Thanks a lot.

My server has one client (using mina too) connecting to a data source(20 -
30 /sec incoming messages) and the other side is server listening on one
port to broadcasting messages to end users(I wish Mina could handle 1000+
concurrent users). No other heaving loading process.

If the incoming messages is not fast, I don't think i need a
ReadThrottleFilter, right?


The following are the part of write method:(I am sure not the write problem
since normally no user connected OOM also happened, however you can point
out why Future.join helps here. ^^)

synchronized(sessions)
       {
  ByteBuffer buf = ByteBuffer.allocate(512);
  buf.setAutoExpand(true);

  Object message = serviceMessage.getMessage();

  if (!(message instanceof byte[]))
   return;

  buf.put((byte[])message);
  buf.flip();

  Iterator iter = sessions.values().iterator();

           while(iter.hasNext())
           {
            IoSession session = (IoSession) iter.next();
      session.write(buf.duplicate());
           }
       }


On 7/20/07, Luis Neves <[EMAIL PROTECTED]> wrote:

Hi,

mat wrote:
> My server sometimes faced "OOM" problem. (I couldn't profile it since
TPTP
> crashed my server before OOM occured). I didn't see major memory leak
when
> profiling.
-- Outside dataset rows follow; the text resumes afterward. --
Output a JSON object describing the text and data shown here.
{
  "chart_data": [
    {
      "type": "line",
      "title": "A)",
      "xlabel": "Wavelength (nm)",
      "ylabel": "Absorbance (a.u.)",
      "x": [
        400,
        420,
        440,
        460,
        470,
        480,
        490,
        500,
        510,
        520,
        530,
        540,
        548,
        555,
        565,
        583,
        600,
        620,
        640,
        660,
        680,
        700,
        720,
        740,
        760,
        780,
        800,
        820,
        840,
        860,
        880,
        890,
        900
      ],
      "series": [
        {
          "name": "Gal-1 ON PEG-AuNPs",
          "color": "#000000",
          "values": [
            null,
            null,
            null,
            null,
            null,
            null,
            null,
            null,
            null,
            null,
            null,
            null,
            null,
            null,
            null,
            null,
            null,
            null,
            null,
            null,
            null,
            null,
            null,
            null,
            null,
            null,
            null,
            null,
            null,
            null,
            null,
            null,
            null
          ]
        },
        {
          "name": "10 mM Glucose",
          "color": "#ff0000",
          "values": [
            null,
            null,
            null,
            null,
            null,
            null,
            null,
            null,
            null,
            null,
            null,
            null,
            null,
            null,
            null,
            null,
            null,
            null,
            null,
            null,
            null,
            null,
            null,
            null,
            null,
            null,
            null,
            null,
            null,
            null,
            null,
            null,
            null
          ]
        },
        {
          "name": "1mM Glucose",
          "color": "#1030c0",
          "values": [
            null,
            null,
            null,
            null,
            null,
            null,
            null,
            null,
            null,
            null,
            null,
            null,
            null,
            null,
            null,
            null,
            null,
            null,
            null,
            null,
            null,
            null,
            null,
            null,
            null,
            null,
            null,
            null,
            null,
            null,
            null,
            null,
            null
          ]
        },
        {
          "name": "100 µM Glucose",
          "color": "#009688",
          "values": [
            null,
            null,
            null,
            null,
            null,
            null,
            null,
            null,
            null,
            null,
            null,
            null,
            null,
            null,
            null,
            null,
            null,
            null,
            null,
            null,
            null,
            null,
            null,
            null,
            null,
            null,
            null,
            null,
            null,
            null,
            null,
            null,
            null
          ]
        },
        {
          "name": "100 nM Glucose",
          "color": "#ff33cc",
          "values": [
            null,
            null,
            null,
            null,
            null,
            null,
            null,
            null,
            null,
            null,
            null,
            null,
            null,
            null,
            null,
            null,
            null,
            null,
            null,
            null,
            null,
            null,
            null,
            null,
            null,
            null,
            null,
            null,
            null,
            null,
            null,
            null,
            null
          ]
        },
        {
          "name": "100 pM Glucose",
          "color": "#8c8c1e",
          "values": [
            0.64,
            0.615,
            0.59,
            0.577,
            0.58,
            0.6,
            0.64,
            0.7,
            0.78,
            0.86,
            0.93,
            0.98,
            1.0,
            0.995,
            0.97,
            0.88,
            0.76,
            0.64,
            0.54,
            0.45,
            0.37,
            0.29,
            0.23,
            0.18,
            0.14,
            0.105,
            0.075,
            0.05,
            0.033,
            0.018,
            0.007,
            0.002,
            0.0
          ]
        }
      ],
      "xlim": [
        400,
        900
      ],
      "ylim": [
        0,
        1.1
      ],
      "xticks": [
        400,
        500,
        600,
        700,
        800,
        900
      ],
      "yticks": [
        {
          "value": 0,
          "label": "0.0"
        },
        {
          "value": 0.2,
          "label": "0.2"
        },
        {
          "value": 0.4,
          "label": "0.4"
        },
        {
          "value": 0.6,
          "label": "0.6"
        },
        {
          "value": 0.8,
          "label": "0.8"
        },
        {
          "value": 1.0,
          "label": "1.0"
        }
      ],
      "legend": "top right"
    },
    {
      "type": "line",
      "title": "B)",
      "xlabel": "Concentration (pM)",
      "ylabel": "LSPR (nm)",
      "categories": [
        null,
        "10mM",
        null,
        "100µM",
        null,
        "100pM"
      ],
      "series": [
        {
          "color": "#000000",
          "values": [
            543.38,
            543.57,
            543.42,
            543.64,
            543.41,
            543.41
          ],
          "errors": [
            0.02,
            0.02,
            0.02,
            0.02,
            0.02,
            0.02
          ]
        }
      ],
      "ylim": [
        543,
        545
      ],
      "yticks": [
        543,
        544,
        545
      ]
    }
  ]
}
Therefore, I believe OOM happens when READ or WRITE operation
> can't handle the incoming messages or outgoing messages. (However my
> incoming messages normally 20 * 512bytes/sec, NOT too fast, right?).
Last
> time i saw my server memory usage is over 600MB in windows XP.
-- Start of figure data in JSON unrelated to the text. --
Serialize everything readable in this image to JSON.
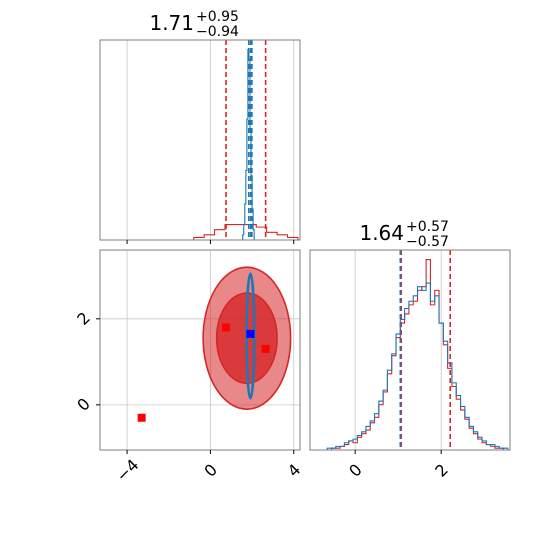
{
  "colors": {
    "series_a": "#d62728",
    "series_b": "#1f77b4",
    "marker_a": "#ff0000",
    "marker_b": "#0000ff",
    "grid": "#c8c8c8",
    "axis": "#7f7f7f"
  },
  "chart_data": [
    {
      "type": "histogram",
      "panel": "top-left marginal",
      "grid": true,
      "xlim": [
        -5.3,
        4.3
      ],
      "x_ticks": [
        -4,
        0,
        4
      ],
      "summary": {
        "median": "1.71",
        "plus": "+0.95",
        "minus": "−0.94"
      },
      "series": [
        {
          "color": "series_a",
          "bin_edges": [
            -5.3,
            -4.8,
            -4.3,
            -3.8,
            -3.3,
            -2.8,
            -2.3,
            -1.8,
            -1.3,
            -0.8,
            -0.3,
            0.2,
            0.7,
            1.2,
            1.7,
            2.2,
            2.7,
            3.2,
            3.7,
            4.2
          ],
          "counts": [
            0,
            0,
            0,
            0,
            0,
            0,
            0,
            0,
            0,
            1,
            2,
            4,
            6,
            6,
            6,
            5,
            3,
            2,
            1
          ],
          "quantile_lines": [
            0.75,
            2.65
          ]
        },
        {
          "color": "series_b",
          "bin_edges": [
            1.55,
            1.6,
            1.65,
            1.7,
            1.75,
            1.8,
            1.85,
            1.9,
            1.95,
            2.0,
            2.05,
            2.1
          ],
          "counts": [
            2,
            6,
            14,
            27,
            47,
            74,
            70,
            42,
            25,
            12,
            4
          ],
          "quantile_lines": [
            1.84,
            1.93,
            1.99
          ]
        }
      ]
    },
    {
      "type": "contour",
      "panel": "bottom-left joint",
      "grid": true,
      "xlim": [
        -5.3,
        4.3
      ],
      "ylim": [
        -1.05,
        3.6
      ],
      "x_ticks": [
        -4,
        0,
        4
      ],
      "y_ticks": [
        0,
        2
      ],
      "series": [
        {
          "color": "series_a",
          "center": [
            1.75,
            1.55
          ],
          "levels": [
            {
              "rx": 2.1,
              "ry": 1.65,
              "fill": 0.55
            },
            {
              "rx": 1.45,
              "ry": 1.05,
              "fill": 0.8
            }
          ]
        },
        {
          "color": "series_b",
          "center": [
            1.92,
            1.6
          ],
          "levels": [
            {
              "rx": 0.18,
              "ry": 1.45,
              "fill": 0
            }
          ]
        }
      ],
      "points": [
        {
          "color": "marker_a",
          "x": 0.75,
          "y": 1.8
        },
        {
          "color": "marker_a",
          "x": 2.65,
          "y": 1.3
        },
        {
          "color": "marker_a",
          "x": -3.3,
          "y": -0.3
        },
        {
          "color": "marker_b",
          "x": 1.92,
          "y": 1.65
        }
      ]
    },
    {
      "type": "histogram",
      "panel": "bottom-right marginal",
      "grid": true,
      "xlim": [
        -1.05,
        3.6
      ],
      "x_ticks": [
        0,
        2
      ],
      "summary": {
        "median": "1.64",
        "plus": "+0.57",
        "minus": "−0.57"
      },
      "series": [
        {
          "color": "series_a",
          "bin_edges": [
            -1.05,
            -0.95,
            -0.85,
            -0.75,
            -0.65,
            -0.55,
            -0.45,
            -0.35,
            -0.25,
            -0.15,
            -0.05,
            0.05,
            0.15,
            0.25,
            0.35,
            0.45,
            0.55,
            0.65,
            0.75,
            0.85,
            0.95,
            1.05,
            1.15,
            1.25,
            1.35,
            1.45,
            1.55,
            1.65,
            1.75,
            1.85,
            1.95,
            2.05,
            2.15,
            2.25,
            2.35,
            2.45,
            2.55,
            2.65,
            2.75,
            2.85,
            2.95,
            3.05,
            3.15,
            3.25,
            3.35,
            3.45,
            3.55
          ],
          "counts": [
            0,
            0,
            0,
            0,
            0,
            1,
            1,
            2,
            3,
            5,
            4,
            7,
            9,
            11,
            15,
            18,
            25,
            32,
            42,
            52,
            62,
            70,
            75,
            80,
            82,
            88,
            90,
            105,
            80,
            88,
            70,
            58,
            45,
            35,
            28,
            22,
            17,
            12,
            9,
            6,
            4,
            3,
            2,
            1,
            1,
            0
          ],
          "quantile_lines": [
            1.07,
            2.21
          ]
        },
        {
          "color": "series_b",
          "bin_edges": [
            -1.05,
            -0.95,
            -0.85,
            -0.75,
            -0.65,
            -0.55,
            -0.45,
            -0.35,
            -0.25,
            -0.15,
            -0.05,
            0.05,
            0.15,
            0.25,
            0.35,
            0.45,
            0.55,
            0.65,
            0.75,
            0.85,
            0.95,
            1.05,
            1.15,
            1.25,
            1.35,
            1.45,
            1.55,
            1.65,
            1.75,
            1.85,
            1.95,
            2.05,
            2.15,
            2.25,
            2.35,
            2.45,
            2.55,
            2.65,
            2.75,
            2.85,
            2.95,
            3.05,
            3.15,
            3.25,
            3.35,
            3.45,
            3.55
          ],
          "counts": [
            0,
            0,
            0,
            0,
            1,
            1,
            2,
            2,
            4,
            5,
            6,
            8,
            10,
            13,
            16,
            20,
            27,
            33,
            44,
            53,
            64,
            72,
            78,
            82,
            85,
            90,
            88,
            92,
            82,
            85,
            70,
            60,
            48,
            37,
            30,
            24,
            18,
            13,
            10,
            7,
            5,
            3,
            3,
            2,
            1,
            1
          ],
          "quantile_lines": [
            1.05
          ]
        }
      ]
    }
  ]
}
Your code is broken ... the question is where. Mina can handle that amount
of
messages without breaking a sweat.
Do you have some kind of heavy processing in the receiving end that delays
the
acceptance of messages?

Did you try to use the ReadThrottleFilter?
How are you doing you writes?
A simple "iosession.write()" ?
Did you try something like:
WriteFuture wf = iosession.write();
wf.join();

Can we see the code of your Encoder/Decoder?